L’Assemblée nationale a lancé un programme dénommé « Les volontaires de l’Assemblée nationale » (VAN) au profit des jeunes étudiants le 09 février dernier. Il consistera à recruter 100 stagiaires tous les trois mois, toutes filières de formation confondues, et de les placer dans les différents services de l’institution parlementaire à partir du 1er mars 2019. Ces volontaires percevront une rémunération mensuelle de 100 mille francs CFA. Quelles sont les implications profondes de cette initiative ?
Comme objectif visé, le président de l’Assemblée, Alassane Bala Sakandé, indique que « ce programme permettra aux bénéficiaires de faire une immersion à l’Assemblée pour savoir comment le travail parlementaire se fait, comment les députés travaillent et d’être des sortes de relais de l’Assemblée nationale ». Il ajoute : « Nous pensons qu’en les formant à la chose parlementaire, ces étudiants pourront être efficaces au cours de leur stage. Ils pourront ainsi participer à l’édification de la démocratie, voir ce qui est fait, nous faire des propositions et nous amener à faire des propositions de lois. »
Certains leaders de l’opposition politique estiment que l’initiative, quoique noble, doit être encadrée pour éviter tout dérapage. Pour Eddie Komboïgo par exemple, président du Congrès pour la démocratie et le progrès (CDP), ce recrutement paraît curieux.

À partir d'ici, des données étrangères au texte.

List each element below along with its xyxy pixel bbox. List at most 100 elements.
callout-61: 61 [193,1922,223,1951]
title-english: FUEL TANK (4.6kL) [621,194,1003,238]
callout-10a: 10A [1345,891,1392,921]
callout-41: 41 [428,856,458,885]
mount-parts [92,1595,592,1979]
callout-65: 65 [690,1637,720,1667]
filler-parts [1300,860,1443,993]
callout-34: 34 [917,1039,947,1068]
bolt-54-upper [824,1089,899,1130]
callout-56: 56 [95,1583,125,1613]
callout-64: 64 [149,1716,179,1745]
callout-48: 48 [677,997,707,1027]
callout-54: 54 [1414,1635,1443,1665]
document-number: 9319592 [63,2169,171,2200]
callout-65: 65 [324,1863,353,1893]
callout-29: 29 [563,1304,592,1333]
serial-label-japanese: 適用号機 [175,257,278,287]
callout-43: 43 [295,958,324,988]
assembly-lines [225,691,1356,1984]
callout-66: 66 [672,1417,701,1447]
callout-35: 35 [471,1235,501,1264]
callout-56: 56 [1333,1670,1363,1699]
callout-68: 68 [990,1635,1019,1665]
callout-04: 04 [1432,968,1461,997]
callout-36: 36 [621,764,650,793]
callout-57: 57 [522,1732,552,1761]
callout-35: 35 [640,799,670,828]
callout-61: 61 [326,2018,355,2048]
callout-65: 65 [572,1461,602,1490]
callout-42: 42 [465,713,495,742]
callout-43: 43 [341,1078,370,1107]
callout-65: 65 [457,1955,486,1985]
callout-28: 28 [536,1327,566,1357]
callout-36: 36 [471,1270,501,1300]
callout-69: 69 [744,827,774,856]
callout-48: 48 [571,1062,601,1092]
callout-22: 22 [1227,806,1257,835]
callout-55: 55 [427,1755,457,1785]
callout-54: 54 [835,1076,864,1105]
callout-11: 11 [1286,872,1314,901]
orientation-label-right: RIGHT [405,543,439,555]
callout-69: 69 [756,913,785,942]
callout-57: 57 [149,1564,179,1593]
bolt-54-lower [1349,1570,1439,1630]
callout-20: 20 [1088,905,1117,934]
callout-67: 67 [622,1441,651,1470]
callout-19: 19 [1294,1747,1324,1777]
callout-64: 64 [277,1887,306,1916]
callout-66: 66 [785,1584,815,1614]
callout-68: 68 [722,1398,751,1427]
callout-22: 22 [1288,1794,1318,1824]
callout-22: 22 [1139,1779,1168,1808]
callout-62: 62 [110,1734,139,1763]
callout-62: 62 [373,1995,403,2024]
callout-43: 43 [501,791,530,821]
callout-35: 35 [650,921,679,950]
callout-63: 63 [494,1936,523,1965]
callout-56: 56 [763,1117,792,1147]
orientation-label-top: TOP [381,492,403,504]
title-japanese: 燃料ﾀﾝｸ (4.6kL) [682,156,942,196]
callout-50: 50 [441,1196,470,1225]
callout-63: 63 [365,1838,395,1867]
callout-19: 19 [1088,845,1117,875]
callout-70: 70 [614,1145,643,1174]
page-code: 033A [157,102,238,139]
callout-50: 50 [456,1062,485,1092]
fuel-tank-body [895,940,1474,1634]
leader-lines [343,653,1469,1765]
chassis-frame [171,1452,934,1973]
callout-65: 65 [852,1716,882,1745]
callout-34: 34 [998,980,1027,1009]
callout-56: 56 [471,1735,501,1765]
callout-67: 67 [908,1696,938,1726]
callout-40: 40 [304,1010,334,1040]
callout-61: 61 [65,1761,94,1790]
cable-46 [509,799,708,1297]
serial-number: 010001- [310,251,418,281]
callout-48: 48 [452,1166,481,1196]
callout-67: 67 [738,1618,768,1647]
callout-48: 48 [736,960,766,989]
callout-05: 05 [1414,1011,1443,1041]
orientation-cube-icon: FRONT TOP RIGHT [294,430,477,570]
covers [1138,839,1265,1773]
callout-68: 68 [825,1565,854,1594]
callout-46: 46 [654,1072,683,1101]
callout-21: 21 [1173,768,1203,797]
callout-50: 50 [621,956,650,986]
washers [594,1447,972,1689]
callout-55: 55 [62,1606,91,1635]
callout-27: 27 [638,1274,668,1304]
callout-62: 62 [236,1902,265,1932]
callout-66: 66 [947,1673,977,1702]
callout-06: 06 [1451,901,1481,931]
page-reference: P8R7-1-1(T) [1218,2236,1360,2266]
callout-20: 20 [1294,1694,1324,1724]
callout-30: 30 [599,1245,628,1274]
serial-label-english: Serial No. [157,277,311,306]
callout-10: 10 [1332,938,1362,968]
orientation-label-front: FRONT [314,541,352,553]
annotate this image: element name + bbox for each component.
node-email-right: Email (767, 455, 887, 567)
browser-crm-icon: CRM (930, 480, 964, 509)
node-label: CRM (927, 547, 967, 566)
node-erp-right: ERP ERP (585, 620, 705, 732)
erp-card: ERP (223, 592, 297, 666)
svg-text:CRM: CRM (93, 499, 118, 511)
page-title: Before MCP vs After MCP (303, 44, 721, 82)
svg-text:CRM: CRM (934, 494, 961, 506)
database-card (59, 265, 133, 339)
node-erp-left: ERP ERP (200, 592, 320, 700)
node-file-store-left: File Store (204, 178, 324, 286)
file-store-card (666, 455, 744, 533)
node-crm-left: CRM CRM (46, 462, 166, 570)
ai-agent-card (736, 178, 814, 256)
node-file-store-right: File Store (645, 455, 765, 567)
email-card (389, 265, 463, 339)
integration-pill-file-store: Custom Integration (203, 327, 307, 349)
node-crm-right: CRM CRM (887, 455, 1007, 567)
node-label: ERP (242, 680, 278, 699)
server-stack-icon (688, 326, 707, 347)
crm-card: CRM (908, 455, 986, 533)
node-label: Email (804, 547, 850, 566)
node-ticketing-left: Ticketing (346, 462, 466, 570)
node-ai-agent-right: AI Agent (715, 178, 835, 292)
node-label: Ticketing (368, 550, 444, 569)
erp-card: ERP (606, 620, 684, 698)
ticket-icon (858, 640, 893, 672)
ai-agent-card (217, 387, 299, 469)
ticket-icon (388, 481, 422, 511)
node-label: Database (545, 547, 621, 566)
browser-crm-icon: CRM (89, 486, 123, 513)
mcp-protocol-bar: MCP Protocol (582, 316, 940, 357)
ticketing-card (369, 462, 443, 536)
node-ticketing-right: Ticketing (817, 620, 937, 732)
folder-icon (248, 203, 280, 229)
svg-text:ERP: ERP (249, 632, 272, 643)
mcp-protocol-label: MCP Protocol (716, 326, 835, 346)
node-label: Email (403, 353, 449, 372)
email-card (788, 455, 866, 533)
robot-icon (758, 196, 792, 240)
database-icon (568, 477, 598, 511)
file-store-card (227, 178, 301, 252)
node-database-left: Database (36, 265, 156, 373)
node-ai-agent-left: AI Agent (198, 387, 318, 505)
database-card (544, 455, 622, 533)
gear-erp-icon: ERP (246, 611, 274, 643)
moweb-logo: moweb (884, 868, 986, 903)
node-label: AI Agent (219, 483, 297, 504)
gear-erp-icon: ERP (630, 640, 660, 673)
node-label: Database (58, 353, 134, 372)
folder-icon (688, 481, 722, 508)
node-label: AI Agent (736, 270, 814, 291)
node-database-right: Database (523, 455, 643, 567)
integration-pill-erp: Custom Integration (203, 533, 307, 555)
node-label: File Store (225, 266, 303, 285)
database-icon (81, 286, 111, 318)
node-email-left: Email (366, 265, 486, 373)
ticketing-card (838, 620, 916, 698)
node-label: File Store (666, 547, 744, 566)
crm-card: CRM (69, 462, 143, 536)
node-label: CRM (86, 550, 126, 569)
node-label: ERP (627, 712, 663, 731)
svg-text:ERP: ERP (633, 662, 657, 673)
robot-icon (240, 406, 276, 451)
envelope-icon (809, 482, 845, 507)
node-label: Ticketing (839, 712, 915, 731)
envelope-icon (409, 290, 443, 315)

Même s’il déclare comprendre la volonté de l’Assemblée nationale de renforcer ses capacités et de mettre des ressources humaines de qualité à la disposition des députés pour leur travail, il note tout de même qu’il faut craindre que cette initiative ait été prise à des fins électoralistes ou populistes. « S’il y a une volonté de donner de l’emploi aux jeunes, on le dit et on laisse le soin à chaque député de trouver son stagiaire. Mais si l’on veut recruter soi-même et affecter ces étudiants pour qu’ils travaillent avec les députés, nous craignons fort que cela ne soit une politique d’espionnage », fait-il remarquer.
Dans le même ordre d’idées, Jean Hubert Bazié de la Convergence de l’espoir estime que, de prime abord, le fait que l’Assemblée nationale, en tant qu’institution, s’intéresse à l’avenir de la jeunesse est à féliciter. En effet, pour lui, chaque fois que les préoccupations des jeunes sont prises en compte par les premiers responsables du pays, c’est le signe que ceux-ci réfléchissent à l’avenir du Burkina Faso, car c’est la jeunesse qui le symbolise. Toutefois, il pense qu’il faut de la transparence dans le processus de recrutement et d’affectation de ces stagiaires aux différents groupes parlementaires. La meilleure formule, selon M. Bazié, serait que chaque groupe parlementaire propose des jeunes dont le profil est arrêté au préalable, car il estime qu’il serait illusoire de penser que le président puisse recruter et affecter ces stagiaires de façon désintéressée. Pour éviter qu’il y ait une crise de confiance entre les différentes tendances politiques, surtout en cette année d’avant-élections au Burkina Faso, celui-ci propose qu’il y ait une large concertation à ce sujet. « Il faut prendre assez de précautions pour qu’il n’y ait pas de soupçons de manipulation sur ce recrutement. Vu qu’on est en période d’avant-élections, toute initiative du pouvoir en place peut être qualifiée d’initiative avec des intérêts et des sous-entendus », prévient-il.
Si cette immersion à l’Assemblée nationale proposée à ces stagiaires est une idée très louable, nous pensons que la garantie d’une transparence du projet serait le processus participatif du recrutement tant souhaité par l’opposition politique. Au demeurant, au-delà des trois mois de stage, quelles perspectives peuvent bien se présenter à ces volontaires ? Y aura-t-il un processus d’accompagnement en vue de leur insertion professionnelle ou seront-ils simplement reversés dans la nature comme chômeurs ? C’est l’autre face de la médaille qu’il faudrait analyser avant de se jeter dans cette aventure sous peine de voir cette action louable n’être, en définitive, qu’un grand flop.